Key skills/competency
- Data Engineering
- Google Cloud Platform (GCP)
- Python
- SQL
- ETL/ELT
- Data Modeling
- Machine Learning (ML)
- Microservices
- CI/CD
- Cloud Architecture
Skills & topics
- Data Engineer
- GCP
- Data Pipelines
- ETL
- ELT
- Python
- SQL
- Data Modeling
- Cloud Architecture
- Machine Learning
- Vertex AI
- Microservices
- Google Cloud Platform
- IBM Consulting
- Data Science
How to get hired
- Tailor your resume: Highlight your 5+ years of data engineering experience, GCP expertise, and Python/SQL skills.
- Showcase cloud architecture: Emphasize your experience designing scalable, secure, and high-performance solutions on GCP.
- Demonstrate ML and API skills: Detail your experience deploying AI/ML models and building production-ready REST APIs.
- Highlight collaboration: Mention your experience in CI/CD, IaC, and working with cross-functional teams.
- Prepare for interviews: Be ready to discuss complex technical concepts and problem-solving scenarios.
Technical preparation
Behavioral questions
Frequently asked questions
- What are the key technical skills required for the Data Engineer role at IBM?
- The Data Engineer role at IBM emphasizes over 5 years of experience in data engineering and cloud environments, with a strong focus on Google Cloud Platform (GCP). Key technical skills include Python, advanced SQL, data modeling, ETL/ELT processes, enterprise data warehousing, AI/ML model deployment, REST API creation, containerization (Docker), CI/CD pipelines, and Infrastructure as Code.
- What is the expected experience level for this Data Engineer position at IBM?

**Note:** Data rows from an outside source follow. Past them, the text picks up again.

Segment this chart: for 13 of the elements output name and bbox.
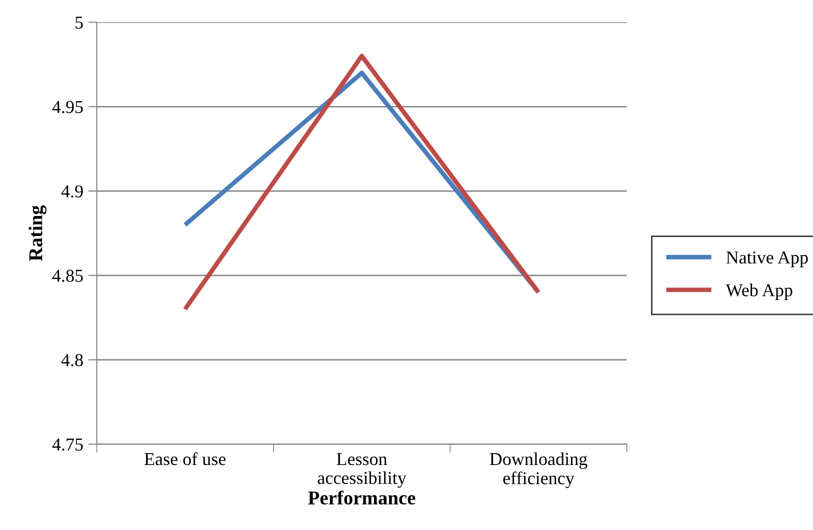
y-tick-label: 4.85	[52, 270, 83, 282]
y-tick-label: 4.8	[61, 354, 83, 366]
y-tick-label: 4.75	[52, 438, 83, 451]
y-tick-label: 4.95	[52, 100, 83, 114]
y-axis-title: Rating	[28, 205, 46, 261]
legend-label: Native App	[726, 251, 808, 268]
y-tick-label: 4.9	[61, 185, 83, 198]
x-tick-label: Lesson accessibility	[318, 453, 406, 488]
x-tick-label: Ease of use	[144, 452, 226, 466]
y-tick-label: 5	[76, 16, 83, 29]
x-axis-title: Performance	[308, 490, 416, 505]
x-tick-label: Downloading efficiency	[490, 452, 588, 488]
legend-label: Web App	[726, 284, 792, 300]
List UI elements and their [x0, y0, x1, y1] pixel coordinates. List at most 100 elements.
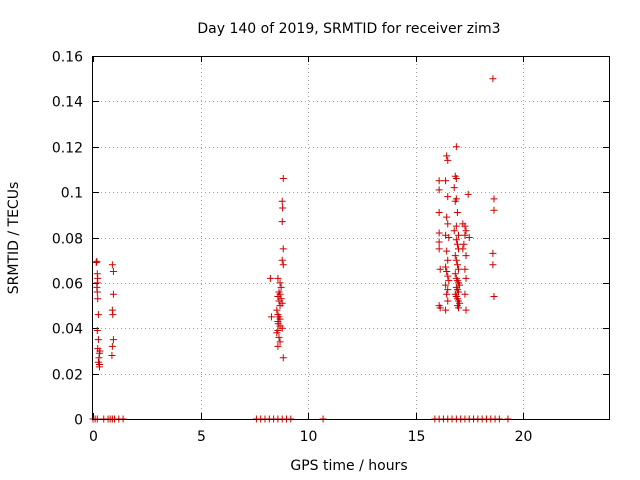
data-point [279, 354, 287, 362]
data-point [442, 306, 450, 314]
data-point [455, 304, 462, 312]
data-point [452, 143, 460, 151]
data-point [278, 324, 286, 332]
data-point [461, 231, 469, 239]
data-point [462, 274, 470, 282]
data-point [279, 175, 287, 183]
data-point [93, 288, 101, 296]
x-tick-label: 20 [515, 429, 533, 445]
data-point [443, 290, 451, 298]
data-point [464, 190, 472, 198]
data-point [444, 156, 452, 164]
x-tick-label: 0 [89, 429, 98, 445]
data-point [444, 272, 452, 280]
data-point [109, 290, 117, 298]
data-point [109, 268, 117, 276]
data-point [435, 177, 443, 185]
data-point [92, 258, 100, 266]
data-point [462, 227, 470, 235]
data-point [459, 220, 467, 228]
plot-frame [92, 56, 610, 420]
data-point [267, 313, 275, 321]
data-point [443, 213, 451, 221]
y-tick-label: 0.04 [52, 322, 83, 338]
x-axis-label: GPS time / hours [290, 458, 407, 474]
data-point [453, 261, 461, 269]
y-tick-label: 0.16 [52, 50, 83, 66]
grid-lines [93, 56, 609, 419]
data-point [442, 177, 450, 185]
data-point [465, 234, 473, 241]
data-point [93, 327, 101, 335]
y-tick-label: 0.1 [61, 186, 83, 202]
chart-title: Day 140 of 2019, SRMTID for receiver zim… [197, 21, 500, 37]
data-point [109, 336, 117, 344]
y-tick-label: 0 [74, 413, 83, 429]
data-point [444, 220, 452, 228]
data-point [453, 209, 461, 217]
data-point [452, 175, 460, 183]
data-point [489, 249, 497, 257]
data-point [461, 265, 469, 273]
data-point [279, 261, 287, 269]
data-point [274, 274, 282, 282]
data-point [489, 75, 497, 83]
data-point [436, 304, 444, 312]
data-point [462, 306, 470, 314]
data-point [273, 306, 281, 314]
data-point [443, 152, 451, 160]
data-point [450, 184, 458, 192]
data-point [442, 263, 450, 271]
data-points [89, 75, 512, 423]
data-point [490, 195, 498, 203]
data-point [275, 333, 283, 341]
data-point [460, 240, 468, 248]
data-point [451, 252, 459, 260]
data-point [435, 229, 443, 237]
data-point [278, 197, 286, 205]
data-point [452, 256, 460, 264]
data-point [461, 290, 469, 298]
y-tick-label: 0.12 [52, 141, 83, 157]
data-point [266, 274, 274, 282]
x-tick-label: 5 [197, 429, 206, 445]
data-point [452, 236, 460, 244]
data-point [443, 247, 451, 255]
x-tick-label: 15 [408, 429, 426, 445]
data-point [435, 209, 443, 217]
data-point [490, 206, 498, 214]
data-point [444, 286, 452, 294]
data-point [435, 186, 443, 194]
data-point [445, 277, 453, 285]
data-point [444, 193, 452, 201]
data-point [94, 295, 102, 303]
data-point [435, 245, 443, 253]
data-point [108, 351, 116, 359]
data-point [489, 261, 497, 269]
data-point [455, 265, 462, 273]
data-point [276, 279, 284, 287]
data-point [455, 231, 462, 239]
data-point [435, 238, 443, 246]
x-tick-label: 10 [300, 429, 318, 445]
y-tick-label: 0.06 [52, 277, 83, 293]
data-point [96, 347, 104, 355]
data-point [453, 240, 461, 248]
y-axis-label: SRMTID / TECUs [6, 182, 22, 295]
data-point [459, 245, 467, 253]
data-point [108, 342, 116, 350]
data-point [277, 283, 285, 291]
data-point [451, 270, 459, 278]
data-point [436, 265, 444, 273]
data-point [94, 311, 102, 319]
y-tick-labels: 0 0.02 0.04 0.06 0.08 0.1 0.12 0.14 0.16 [52, 50, 83, 429]
data-point [95, 354, 103, 362]
data-point [278, 256, 286, 264]
data-point [444, 256, 452, 264]
data-point [109, 311, 117, 319]
data-point [279, 245, 287, 253]
data-point [273, 329, 281, 337]
x-tick-labels: 0 5 10 15 20 [89, 429, 532, 445]
data-point [93, 257, 101, 265]
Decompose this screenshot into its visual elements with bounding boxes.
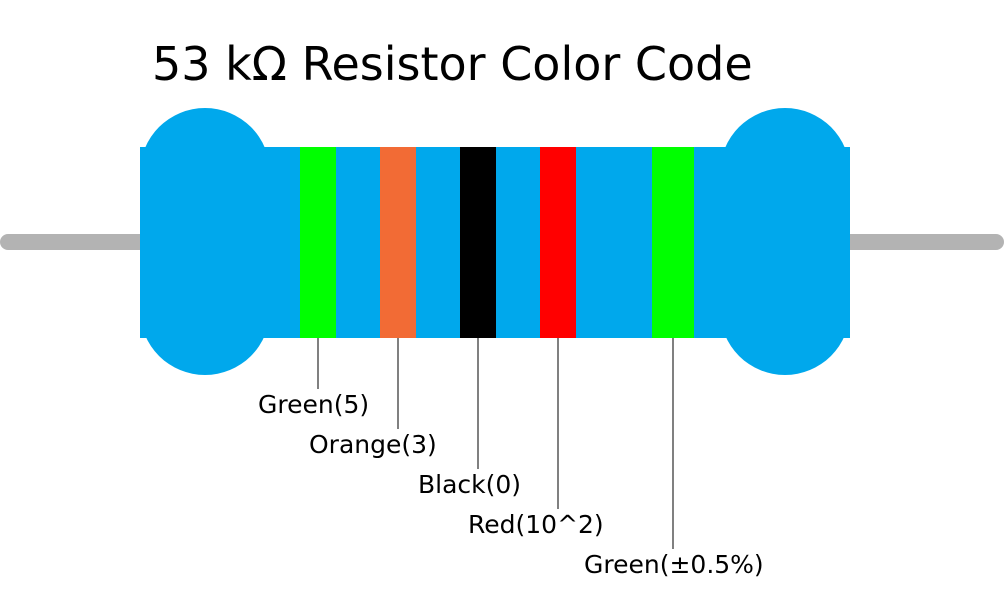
band-label: Red(10^2) <box>468 510 604 539</box>
resistor-end-left <box>140 108 270 375</box>
resistor-end-right <box>720 108 850 375</box>
title: 53 kΩ Resistor Color Code <box>152 37 753 91</box>
band-label: Black(0) <box>418 470 521 499</box>
color-band <box>380 147 416 338</box>
band-label: Green(5) <box>258 390 369 419</box>
color-band <box>652 147 694 338</box>
color-band <box>300 147 336 338</box>
color-band <box>540 147 576 338</box>
band-label: Green(±0.5%) <box>584 550 764 579</box>
band-label: Orange(3) <box>309 430 437 459</box>
color-band <box>460 147 496 338</box>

- IBM is seeking experienced professionals for this Data Engineer role, requiring over 5 years of dedicated experience in data engineering and cloud environments. The description also mentions the ability to mentor junior engineers, indicating a need for leadership potential and experience.
- What kind of data pipelines will I be working on as a Data Engineer at IBM?
- As a Data Engineer at IBM, you will be responsible for designing and developing scalable data pipelines, encompassing both batch and real-time processing on Google Cloud Platform (GCP). You will also implement ETL/ELT workflows using tools like Cloud Workflows and Cloud Pub/Sub.
- Does IBM offer opportunities for career growth and learning for Data Engineers?
- Yes, IBM Consulting fosters a culture of growth and empathy, focusing on long-term career development. They encourage challenging the norm, exploring new ideas, and learning new technologies and methodologies. You will also have opportunities to mentor junior engineers.
- What is the role of Machine Learning and APIs in this Data Engineer position?
- This Data Engineer role involves deploying Machine Learning models using Vertex AI and building real-time inference APIs. You will also be responsible for developing and deploying microservices that may interact with these ML models or APIs in production environments.
- What is the expected work arrangement for this Data Engineer role at IBM?
- While the job description doesn't explicitly state the work arrangement, IBM Consulting emphasizes worldwide collaboration. Given the nature of consulting and the mention of various project stages, it's likely to be a hybrid or on-site role, potentially with opportunities for remote work depending on project needs and location.
- What kind of projects can I expect to work on as a Data Engineer with IBM?
- You will work on innovative projects for leading companies across industries, helping them shape their hybrid cloud and AI journeys. This involves designing and developing data platforms, implementing data pipelines, deploying ML models, and building microservices on GCP.